I found out yesterday that an old colleague and friend passed away last week. It was sudden and unexpected and the news caught me by surprise.
Of course, as is the usual way of things, I’d planned to message her and arrange a catch up, but hadn’t gotten around to it. There always seems to be time to do these things until suddenly… there’s not.
It’s so heartbreaking that her death has come at Christmas, at the turn of the year, when she should be celebrating with her husband and her daughter. It throws into stark relief the time marching past, unslowable, unstoppable, unrelenting.
We’re at the start of another year already. Time moves faster and faster the older I get. I’m acutely (painfully) aware of how quickly things are changing watching my tiny baby stand up for the first time on his fat little legs. I’m watching him change every day and the little baby he once was is gone forever.
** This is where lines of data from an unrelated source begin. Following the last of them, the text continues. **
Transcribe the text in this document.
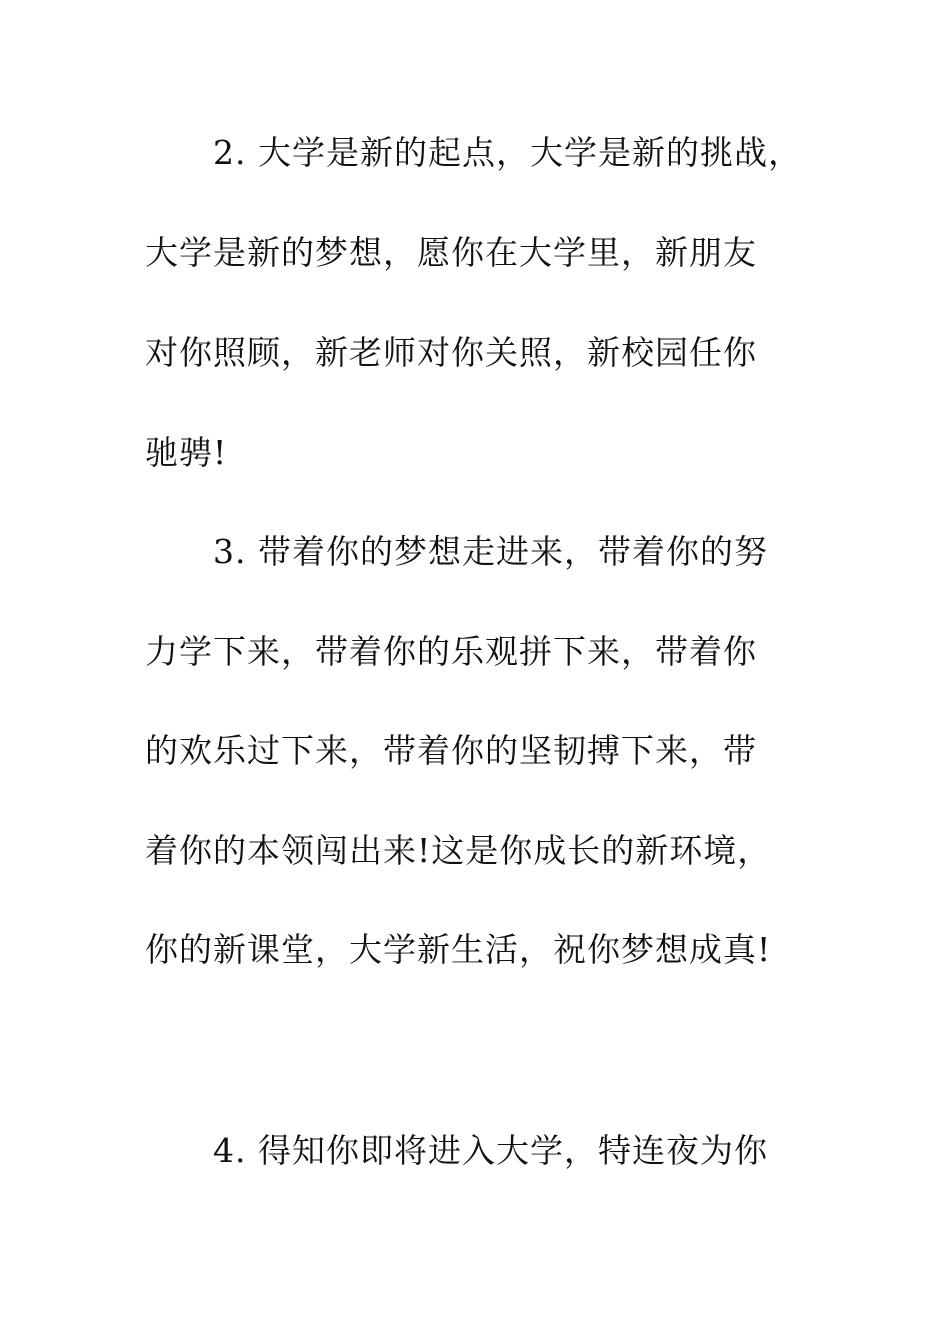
2. 大学是新的起点，大学是新的挑战，

大学是新的梦想，愿你在大学里，新朋友

对你照顾，新老师对你关照，新校园任你

驰骋!

3. 带着你的梦想走进来，带着你的努

力学下来，带着你的乐观拼下来，带着你

的欢乐过下来，带着你的坚韧搏下来，带

着你的本领闯出来!这是你成长的新环境，

你的新课堂，大学新生活，祝你梦想成真!

4. 得知你即将进入大学，特连夜为你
Being back in Melbourne, too, has me feeling nostalgic. We pass by old houses we once lived in, old parks we’d play in, the streets I’d roam as a child and the ones I’d walk or bike as an adult. It’s hard to reconcile that I’ll never go back to those times. They’re gone forever, existing only in memory.
New Year’s Eve always feels a little bittersweet. Saying goodbye to such a happy year, the year that I became a mother, and looking towards the next. I’m confident next year will hold just as many joys and delights as this one, and no doubt hard times and sadness as well. But no matter how happy next year is, the one that’s coming to a close will never happen again.
I feel like I always approach these end of year/start of year posts full of plans and resolutions. This year, I’m going to wander into the new year with nothing but an appreciation for the time that’s passed and the time I still have.